My question: I’ve done some Googling and I understand from other topics in this Sonar Community that SonarCloud does not provide fixed public IP addresses. If we enable this feature then will SonarCloud continue to work for us, or is there something we can/need to do in order to enable the aforementioned feature without encountering adverse side effects?
Background info: For each Bitbucket repo that we do sonar scans for, we have the repo bound/linked to a corresponding project in our organization in SonarCloud. When we login to SonarCloud via a web browser we click “BITBUCKET”. We do scans for each repo from our CI/CD tool (which is Bamboo) by utilizing the features described on SonarScanner for Gradle & SonarCloud and https://docs.sonarcloud.io/advanced-setup/ci-based-analysis/other-cis/.
I’m happy to answer questions, and thanks in advance for the help.
In SonarCloud we have bound our SonarCloud organization to our Bitbucket Cloud workspace.
On a somewhat different note, at Managing your Organization | SonarCloud Docs I found that SonarCloud provides a list of domain URLs to allow for requests going in to SonarCloud.

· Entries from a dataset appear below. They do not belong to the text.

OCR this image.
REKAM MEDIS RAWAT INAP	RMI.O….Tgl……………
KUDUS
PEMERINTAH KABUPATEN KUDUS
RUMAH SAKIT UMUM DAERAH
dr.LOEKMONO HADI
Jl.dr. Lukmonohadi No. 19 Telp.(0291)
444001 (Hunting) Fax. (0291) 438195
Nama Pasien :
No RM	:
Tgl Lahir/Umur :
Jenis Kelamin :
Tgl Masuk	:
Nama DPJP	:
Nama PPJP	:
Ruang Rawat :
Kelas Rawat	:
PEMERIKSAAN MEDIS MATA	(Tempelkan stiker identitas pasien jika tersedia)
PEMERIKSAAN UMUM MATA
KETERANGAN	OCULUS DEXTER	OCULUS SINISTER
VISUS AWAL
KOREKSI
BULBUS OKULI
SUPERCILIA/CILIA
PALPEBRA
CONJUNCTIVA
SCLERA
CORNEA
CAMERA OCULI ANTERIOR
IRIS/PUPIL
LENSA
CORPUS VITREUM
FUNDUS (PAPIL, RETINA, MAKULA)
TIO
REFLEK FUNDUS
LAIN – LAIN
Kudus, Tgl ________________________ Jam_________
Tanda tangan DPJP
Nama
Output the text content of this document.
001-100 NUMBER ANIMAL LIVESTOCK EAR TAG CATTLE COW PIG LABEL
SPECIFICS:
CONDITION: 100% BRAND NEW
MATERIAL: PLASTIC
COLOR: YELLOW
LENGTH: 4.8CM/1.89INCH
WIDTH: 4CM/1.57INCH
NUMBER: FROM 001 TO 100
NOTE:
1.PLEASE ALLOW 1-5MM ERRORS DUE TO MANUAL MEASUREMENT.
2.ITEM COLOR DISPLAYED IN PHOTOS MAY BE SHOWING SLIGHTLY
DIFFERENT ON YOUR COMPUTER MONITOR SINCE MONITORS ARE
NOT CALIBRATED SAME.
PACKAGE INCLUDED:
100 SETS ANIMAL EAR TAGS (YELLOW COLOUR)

The URL I shared above for Atlassian Support is a page that states that only IP addresses or network blocks can be added to a Bitbucket Cloud allowlist, so unfortunately I cannot add sonarcloud.io to an allowlist.
But that page also mentions “users won’t be able to clone, push, or pull a private repository”, so maybe there won’t be any issue for us with SonarCloud by enabling the allowlist feature? Given that I believe there is no git clone/push/pull being done between SonarCloud and Bitbucket Cloud.
SonarCloud needs to be able to communicate with Bitbucket to perform activities like Pull Request Decoration. SonarCloud does not need to clone, push, or pull a private repository.